The power of search: Regular Expressions

Years ago I was teaching myself JavaScript when I got to Regular Expressions. At this time I knew coding was the right choice for me as there is something very pure and magical about them. I learned and loved the power of this simple computer language inside of another computer language. This mini computer language parses through the data you feed it (typically in string format) and identifies the patterns and or groups of characters, letters, and digits you specify. The rules of Regular Expressions are simple and fairly uniform across different computer languages much like “for” , “while” and “return”. There are a slew of resources online to work with regular expressions or “regex” in IDEs such as Rubular(regex in ruby), regex101, or regexr. Regular expressions is meant to be more meta and less literal. However it can be literal for example looking for literally exactly one phone number. Regex usually is identifying patterns in data. This post will focus of the Python version of RegEx and specifically the regular expression module.

Python has a built in module just like everything else and you have to import it into your file to use RegEx. This follows the single responsibly principal and separation of concerns and also allows us to only load the functionality our program needs.

Simply put ‘import re’ at the top of your python file and you are ready to use the regular expressions module.

If you are working in Visual Studio Code(if you’re not you should be) you can type “ctrl f” for the the find word prompt will appear and then “alt r” to activate regular expressions to parse your file. This is a good way to test your regex to ensure they are working properly and reminds me of using your browser console to test out JavaScript. I will be working with anaconda in a Jupiter notebook environment however all of the commands and regex arguments are universal to all environments.

Lets create some searchable text and then start to use regex so we can see what I’m wring about.

import module, initialize and assign search_text

Once we import re we need to use the re.compile method. This will create a regular expression object that will have helper methods to let us access the data.

re.compile method

Lets pass this Regex object the finditir method which takes the text you want to look within as an argument.

output of the matches from find.finditer(search_text)

This will parse the text area we pass it and find any non-overlapping matches with the regex pattern. Here we see the match=’ok’ and also the span=(index of the find). the span is providing us the index within the string. We can use this it access the data directly from the string:

We literally pull ok from the string which is the first ok is in our search_text. We are compiling this regular expression argument literally and this will look for literally exactly whatever we put in the re.compile method. What happens when we want to find only ok at the beginning of the string ok at the word boundary? Lets see.

Looking for literally ‘\b^YO’

As you see nothing prints! Curious that nothing was picked up by regex. What is happening is re is compiling literally what we put in and it is looking for exactly ‘\b^YO’ in our search_text. For this to treat \b^ as a word boundary at the beginning of the string we need to pass the compile method the raw argument. Once we do this it will treat \b as a word boundary and ^ as the start of a string. Lets try again with the “raw” argument:

re.compile passed the r for ‘raw’ argument

We return a re.Match object which is at idex 0 through 2 in our search string match=’Y’! Now we are matching lets take Regex to find something useful. Forms commonly ask for phone numbers and emails. Regex is designed to identify these patterns. What are common to all phone numbers and emails?

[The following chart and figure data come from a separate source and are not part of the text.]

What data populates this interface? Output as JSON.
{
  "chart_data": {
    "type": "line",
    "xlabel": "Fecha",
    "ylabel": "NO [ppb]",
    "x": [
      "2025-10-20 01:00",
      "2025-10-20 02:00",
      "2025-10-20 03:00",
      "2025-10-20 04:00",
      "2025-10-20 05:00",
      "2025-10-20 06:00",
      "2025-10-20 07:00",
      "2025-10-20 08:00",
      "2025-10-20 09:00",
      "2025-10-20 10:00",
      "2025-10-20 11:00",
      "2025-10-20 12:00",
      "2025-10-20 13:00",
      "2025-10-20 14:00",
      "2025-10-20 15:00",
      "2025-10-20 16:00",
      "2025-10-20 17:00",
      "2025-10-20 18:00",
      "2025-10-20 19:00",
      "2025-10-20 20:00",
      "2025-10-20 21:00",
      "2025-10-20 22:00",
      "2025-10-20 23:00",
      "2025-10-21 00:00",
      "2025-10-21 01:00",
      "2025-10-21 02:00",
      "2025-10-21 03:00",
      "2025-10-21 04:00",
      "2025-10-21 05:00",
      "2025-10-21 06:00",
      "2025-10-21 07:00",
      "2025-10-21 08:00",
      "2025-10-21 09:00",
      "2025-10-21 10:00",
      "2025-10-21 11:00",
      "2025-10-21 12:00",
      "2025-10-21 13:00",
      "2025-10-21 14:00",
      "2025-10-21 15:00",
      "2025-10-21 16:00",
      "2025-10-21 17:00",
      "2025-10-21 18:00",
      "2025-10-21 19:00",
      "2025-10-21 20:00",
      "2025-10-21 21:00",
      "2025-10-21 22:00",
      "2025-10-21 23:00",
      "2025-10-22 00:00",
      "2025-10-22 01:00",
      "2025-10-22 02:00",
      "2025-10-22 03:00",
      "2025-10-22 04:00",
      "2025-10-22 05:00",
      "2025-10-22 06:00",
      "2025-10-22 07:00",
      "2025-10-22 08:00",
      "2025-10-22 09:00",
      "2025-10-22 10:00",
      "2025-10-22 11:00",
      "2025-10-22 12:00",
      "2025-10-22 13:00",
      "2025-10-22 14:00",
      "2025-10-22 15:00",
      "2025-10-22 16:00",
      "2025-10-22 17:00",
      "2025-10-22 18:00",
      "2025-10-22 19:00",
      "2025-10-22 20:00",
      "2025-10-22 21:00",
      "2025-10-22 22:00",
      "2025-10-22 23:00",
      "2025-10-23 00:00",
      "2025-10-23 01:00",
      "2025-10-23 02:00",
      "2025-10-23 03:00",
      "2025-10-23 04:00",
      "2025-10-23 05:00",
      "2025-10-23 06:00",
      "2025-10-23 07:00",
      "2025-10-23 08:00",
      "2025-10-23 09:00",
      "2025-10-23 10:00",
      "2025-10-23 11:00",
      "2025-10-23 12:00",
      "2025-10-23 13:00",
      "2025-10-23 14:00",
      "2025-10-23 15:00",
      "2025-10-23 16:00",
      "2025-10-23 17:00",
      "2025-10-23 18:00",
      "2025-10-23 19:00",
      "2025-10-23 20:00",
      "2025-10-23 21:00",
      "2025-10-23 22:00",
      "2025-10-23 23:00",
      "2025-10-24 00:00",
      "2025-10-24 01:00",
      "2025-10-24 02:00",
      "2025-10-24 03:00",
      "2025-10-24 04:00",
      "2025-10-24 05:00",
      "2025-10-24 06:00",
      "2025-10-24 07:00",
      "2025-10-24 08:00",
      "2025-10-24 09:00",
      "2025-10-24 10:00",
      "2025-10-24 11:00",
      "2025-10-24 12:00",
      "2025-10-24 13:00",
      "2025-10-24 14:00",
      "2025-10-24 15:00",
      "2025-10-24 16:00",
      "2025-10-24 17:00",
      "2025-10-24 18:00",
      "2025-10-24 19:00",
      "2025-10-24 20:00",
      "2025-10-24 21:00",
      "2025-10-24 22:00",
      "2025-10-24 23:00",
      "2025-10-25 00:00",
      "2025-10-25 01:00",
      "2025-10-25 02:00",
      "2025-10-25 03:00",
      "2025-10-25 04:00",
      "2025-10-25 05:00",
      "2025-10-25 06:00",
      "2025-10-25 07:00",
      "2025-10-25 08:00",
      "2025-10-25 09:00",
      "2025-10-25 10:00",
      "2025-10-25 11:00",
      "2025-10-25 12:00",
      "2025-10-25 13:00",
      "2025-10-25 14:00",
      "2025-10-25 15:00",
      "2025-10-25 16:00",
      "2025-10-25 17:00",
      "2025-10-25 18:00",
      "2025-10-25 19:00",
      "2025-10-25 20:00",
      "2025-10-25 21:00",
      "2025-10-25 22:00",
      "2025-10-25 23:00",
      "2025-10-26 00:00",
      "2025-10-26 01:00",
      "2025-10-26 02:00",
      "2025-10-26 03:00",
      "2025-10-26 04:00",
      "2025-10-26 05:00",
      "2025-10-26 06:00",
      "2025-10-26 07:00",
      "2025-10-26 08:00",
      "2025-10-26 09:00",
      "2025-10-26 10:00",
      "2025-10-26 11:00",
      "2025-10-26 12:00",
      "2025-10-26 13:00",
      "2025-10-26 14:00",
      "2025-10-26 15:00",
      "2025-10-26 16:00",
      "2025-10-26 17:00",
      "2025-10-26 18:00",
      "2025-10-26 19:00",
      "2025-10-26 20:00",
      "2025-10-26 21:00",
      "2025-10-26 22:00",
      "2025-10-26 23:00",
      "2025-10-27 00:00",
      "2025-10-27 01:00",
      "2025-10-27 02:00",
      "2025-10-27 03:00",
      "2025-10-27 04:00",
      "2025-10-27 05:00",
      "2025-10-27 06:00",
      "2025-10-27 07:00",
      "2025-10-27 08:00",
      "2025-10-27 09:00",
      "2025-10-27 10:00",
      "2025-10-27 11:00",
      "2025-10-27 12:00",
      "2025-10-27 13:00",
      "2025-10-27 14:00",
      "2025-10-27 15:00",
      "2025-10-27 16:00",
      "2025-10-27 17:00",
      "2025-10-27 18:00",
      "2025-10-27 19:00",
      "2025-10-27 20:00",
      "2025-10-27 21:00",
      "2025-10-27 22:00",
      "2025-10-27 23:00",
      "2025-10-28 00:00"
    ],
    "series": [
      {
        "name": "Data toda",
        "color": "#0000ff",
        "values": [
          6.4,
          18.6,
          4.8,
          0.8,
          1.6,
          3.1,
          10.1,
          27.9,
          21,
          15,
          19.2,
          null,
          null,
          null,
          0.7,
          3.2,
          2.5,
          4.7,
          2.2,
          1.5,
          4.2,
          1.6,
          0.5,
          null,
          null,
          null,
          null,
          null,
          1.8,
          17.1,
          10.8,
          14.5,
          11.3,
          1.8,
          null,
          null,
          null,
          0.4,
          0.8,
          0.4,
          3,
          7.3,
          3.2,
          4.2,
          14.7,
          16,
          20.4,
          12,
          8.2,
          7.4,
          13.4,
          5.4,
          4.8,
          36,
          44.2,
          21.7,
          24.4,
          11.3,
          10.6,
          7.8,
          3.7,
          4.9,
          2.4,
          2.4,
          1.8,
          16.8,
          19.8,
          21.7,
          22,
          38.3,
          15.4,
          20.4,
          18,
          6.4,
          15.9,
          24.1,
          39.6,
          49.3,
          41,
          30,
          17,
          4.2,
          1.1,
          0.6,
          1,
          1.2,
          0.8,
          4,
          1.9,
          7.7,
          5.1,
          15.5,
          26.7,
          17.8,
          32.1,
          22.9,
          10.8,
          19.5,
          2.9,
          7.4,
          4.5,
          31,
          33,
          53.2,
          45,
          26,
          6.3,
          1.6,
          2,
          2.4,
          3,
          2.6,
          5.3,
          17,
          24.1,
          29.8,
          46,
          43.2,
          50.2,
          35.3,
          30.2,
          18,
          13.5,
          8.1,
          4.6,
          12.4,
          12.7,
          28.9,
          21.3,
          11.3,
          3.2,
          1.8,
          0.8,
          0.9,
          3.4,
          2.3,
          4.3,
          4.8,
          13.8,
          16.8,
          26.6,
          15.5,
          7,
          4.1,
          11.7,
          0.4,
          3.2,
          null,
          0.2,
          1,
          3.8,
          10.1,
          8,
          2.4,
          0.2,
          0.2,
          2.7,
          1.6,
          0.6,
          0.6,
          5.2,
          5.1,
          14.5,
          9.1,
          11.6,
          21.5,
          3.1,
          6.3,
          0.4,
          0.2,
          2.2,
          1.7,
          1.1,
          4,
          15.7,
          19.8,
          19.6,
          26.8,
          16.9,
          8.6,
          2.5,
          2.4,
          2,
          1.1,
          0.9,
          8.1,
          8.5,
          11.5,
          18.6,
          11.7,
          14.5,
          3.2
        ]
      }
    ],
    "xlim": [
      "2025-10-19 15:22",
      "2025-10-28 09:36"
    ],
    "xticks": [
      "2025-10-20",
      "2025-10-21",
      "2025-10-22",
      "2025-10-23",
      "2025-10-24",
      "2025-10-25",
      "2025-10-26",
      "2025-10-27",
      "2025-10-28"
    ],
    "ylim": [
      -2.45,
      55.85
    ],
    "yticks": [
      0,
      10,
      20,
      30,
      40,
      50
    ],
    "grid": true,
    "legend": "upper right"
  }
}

U.S. phone numbers have 3 digits followed by a dash, then 3 digits and another dash and then 4 digits. There are a few ways to do this. Lets google a regex character cheat sheet and look for what will match this.

Hopefully you found something that looks like this:

‘\d{3}[-.]?\d{3}-?\d{4}’

Above we have ‘\d{3}’ that will look for 3 digits in a row. Next we have ‘[-.]’ this will look for a period or a dash. Brackets in Regex will treat anything literally and will look for either a - or . and will continue on to the next pattern. Lets test it out:

We were able to identify our phone number

This can used for validations to ensure your users are typing in legitimate telephone numbers.